VIA DELLE OCHE: CARLO LUCARELLI


I have just finished reading the 156 page novel Via Delle Oche by Carlo Lucarelli.
It is the third in the De Luca trilogy which is set in turbulent Italy during the end of the Second World War and the post war period. 

I reviewed Carte Blanche the first in the trilogy here
The second The Damned Season I reviewed here.

It is 1948. Italy's fate is soon to be decided in bitterly contested national elections. A man has been found dead in villa delle Oche, at the centre of Bologna's notorious red light district it is regarded at first as a suicide. 

The man, Ricciotti  Ermes, hanging from the rafters does have a noose around his neck but when the overturned stool is righted his feet don't reach the seat. Luckily Commissario De Luca is there to spot the anomaly.

Pugliase's thin lips curled into an incredulous smile. He ran to the door, stopping for a second at the door way to turn toward De Luca.
'Christ, Commissario,' he said. 'I sure am glad you're back!' 

De Luca proceeds to investigate the case and he has to tiptoe through a difficult situation as his superiors of both political persuasions are intent on leaving the case as a suicide. 

This is a fine historical crime novel with snappy dialogue and a real feel for the period. Carlo Lucarelli introduces each chapter with newspaper headlines of the day, a technique that adds to the atmosphere and the tension as the day of the election approaches.

FASCIST SQUADS ARMED BY CHRISTIAN DEMOCRATS ATTACK JEWS IN THE ROMAN GHETTO

16 MILLION SLAVES IN SOVIET LABOR CAMPS

AMERICAN AID FOR ITALY:$11 MILLION IN FOOD AND GASOLINE

There is a lot packed into a few pages in this novel with so many different threads including the criminal investigation, the political infighting between Christian Democrats and Communists, De Luca's relations with his superiors, and also with the attractive brothel owner La Tripolina. But the dominating theme is the internal turmoil of De Luca torn between his duty and political and personal pressures. He is almost a metaphor for Italy itself tearing apart in that tumultuous election. 

'I don't give a damn if they use me! I'm a policeman, Pugliese, it's my job and I'll take sides with anyone who lets me do my job.'............

'Is that why,' hissed Pugliese, coolly, 'you sided with the fascists?....' 

4 Comments:

OpenID maxine said...

I am definitely going to have to read these, Norman, on the basis of your three excellent reviews. And the books are short, so that's a plus!

10:06 AM  
Blogger Uriah Robinson said...

Thanks Maxine. Short books do have the advantage that by the time you decide they are not your cup of tea you have nearly finished them.
I am going to have to read Asa Larsson after your tempting latest review.
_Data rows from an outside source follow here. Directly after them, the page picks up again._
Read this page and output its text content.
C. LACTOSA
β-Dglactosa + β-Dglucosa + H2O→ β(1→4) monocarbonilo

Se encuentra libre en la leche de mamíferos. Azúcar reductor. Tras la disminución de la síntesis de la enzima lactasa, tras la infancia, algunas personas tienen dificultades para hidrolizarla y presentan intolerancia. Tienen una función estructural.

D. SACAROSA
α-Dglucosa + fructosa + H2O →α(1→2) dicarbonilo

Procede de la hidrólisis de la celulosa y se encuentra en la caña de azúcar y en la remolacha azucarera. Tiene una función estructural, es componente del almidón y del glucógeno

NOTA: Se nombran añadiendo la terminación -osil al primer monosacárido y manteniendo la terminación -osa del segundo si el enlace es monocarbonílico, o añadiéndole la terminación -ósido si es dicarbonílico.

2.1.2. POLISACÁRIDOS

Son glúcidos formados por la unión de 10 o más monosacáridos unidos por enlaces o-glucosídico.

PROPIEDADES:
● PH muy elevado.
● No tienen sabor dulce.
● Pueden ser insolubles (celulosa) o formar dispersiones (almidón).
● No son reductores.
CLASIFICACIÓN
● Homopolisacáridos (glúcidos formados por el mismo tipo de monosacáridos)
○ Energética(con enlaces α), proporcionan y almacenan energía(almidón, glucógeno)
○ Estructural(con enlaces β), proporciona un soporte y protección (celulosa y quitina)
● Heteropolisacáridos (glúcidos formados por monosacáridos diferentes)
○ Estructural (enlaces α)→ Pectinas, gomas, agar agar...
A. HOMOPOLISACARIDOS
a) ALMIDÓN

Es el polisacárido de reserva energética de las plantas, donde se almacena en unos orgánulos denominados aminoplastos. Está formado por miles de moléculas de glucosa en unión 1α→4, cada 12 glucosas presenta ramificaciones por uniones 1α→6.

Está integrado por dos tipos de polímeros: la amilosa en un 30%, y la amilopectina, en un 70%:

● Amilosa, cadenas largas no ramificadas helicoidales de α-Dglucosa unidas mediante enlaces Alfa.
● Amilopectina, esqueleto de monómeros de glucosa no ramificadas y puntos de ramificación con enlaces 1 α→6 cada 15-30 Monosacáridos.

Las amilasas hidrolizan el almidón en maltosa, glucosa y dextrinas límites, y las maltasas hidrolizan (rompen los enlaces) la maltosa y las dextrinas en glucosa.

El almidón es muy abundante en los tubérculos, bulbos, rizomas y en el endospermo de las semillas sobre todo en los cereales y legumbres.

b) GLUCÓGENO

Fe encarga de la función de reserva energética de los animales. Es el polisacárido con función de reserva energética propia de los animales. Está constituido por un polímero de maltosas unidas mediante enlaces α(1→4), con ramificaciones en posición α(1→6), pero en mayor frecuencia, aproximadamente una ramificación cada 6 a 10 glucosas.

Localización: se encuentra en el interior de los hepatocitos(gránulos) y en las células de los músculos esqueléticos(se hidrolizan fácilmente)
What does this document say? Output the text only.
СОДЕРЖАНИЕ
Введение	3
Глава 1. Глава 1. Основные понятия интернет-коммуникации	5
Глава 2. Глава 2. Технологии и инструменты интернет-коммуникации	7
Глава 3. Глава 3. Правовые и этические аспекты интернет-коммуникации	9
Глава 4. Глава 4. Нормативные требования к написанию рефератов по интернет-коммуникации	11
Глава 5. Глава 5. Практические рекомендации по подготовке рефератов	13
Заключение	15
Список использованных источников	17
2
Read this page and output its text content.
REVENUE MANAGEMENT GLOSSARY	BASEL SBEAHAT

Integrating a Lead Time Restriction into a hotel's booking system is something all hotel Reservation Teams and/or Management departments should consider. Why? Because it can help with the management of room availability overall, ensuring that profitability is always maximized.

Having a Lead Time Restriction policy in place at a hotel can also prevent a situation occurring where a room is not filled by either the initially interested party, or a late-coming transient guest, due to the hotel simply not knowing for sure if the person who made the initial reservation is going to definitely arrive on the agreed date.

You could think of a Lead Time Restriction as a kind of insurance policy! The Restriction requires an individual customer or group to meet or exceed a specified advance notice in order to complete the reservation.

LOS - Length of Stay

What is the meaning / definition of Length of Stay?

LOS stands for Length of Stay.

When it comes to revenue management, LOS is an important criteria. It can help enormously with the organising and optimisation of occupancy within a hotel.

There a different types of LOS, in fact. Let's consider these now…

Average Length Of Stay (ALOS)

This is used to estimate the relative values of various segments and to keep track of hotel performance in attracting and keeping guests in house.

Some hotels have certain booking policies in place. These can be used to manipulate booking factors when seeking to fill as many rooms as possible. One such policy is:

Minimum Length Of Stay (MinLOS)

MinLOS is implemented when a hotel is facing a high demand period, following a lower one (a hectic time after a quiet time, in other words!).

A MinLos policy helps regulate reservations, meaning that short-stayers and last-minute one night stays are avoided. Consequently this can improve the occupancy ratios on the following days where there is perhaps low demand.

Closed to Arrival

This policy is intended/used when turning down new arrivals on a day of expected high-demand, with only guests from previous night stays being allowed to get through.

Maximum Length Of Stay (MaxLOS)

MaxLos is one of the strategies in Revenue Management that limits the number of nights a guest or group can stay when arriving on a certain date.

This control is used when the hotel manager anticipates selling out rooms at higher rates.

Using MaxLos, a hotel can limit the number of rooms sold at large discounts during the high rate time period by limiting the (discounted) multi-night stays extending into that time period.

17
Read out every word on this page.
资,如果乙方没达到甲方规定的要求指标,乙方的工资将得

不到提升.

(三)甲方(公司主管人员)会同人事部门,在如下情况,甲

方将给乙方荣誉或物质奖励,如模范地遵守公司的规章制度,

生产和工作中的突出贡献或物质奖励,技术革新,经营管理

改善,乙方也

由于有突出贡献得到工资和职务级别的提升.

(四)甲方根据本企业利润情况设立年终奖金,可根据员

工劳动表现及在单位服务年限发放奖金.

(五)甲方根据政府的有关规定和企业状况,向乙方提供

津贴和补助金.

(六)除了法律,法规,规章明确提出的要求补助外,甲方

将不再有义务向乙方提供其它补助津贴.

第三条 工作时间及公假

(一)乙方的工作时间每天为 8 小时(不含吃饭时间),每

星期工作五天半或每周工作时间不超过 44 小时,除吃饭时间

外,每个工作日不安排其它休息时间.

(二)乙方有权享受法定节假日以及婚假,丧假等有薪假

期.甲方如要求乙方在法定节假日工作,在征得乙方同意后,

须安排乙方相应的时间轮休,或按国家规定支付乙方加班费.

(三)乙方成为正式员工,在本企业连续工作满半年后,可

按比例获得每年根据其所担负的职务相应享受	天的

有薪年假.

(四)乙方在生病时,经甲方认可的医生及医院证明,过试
There is not enough time in the day even for a retiree to read and deal with everything I want to do.
One thing I am going to do in future is do a Declan and stop reading poor books rather than wade through them.

10:41 AM  
Anonymous marco said...

It's Via delle Oche,not Villa delle Oche. (sorry for the nitpick).
In Italy the trilogy has been collected in an elegant and affordable single volume.

Ciao,
marco

12:57 PM  
Blogger Uriah Robinson said...

Thanks very Marco for pointing out that stupid mistake, now you know why I had to retire from dentistry the eyes aren't what they were.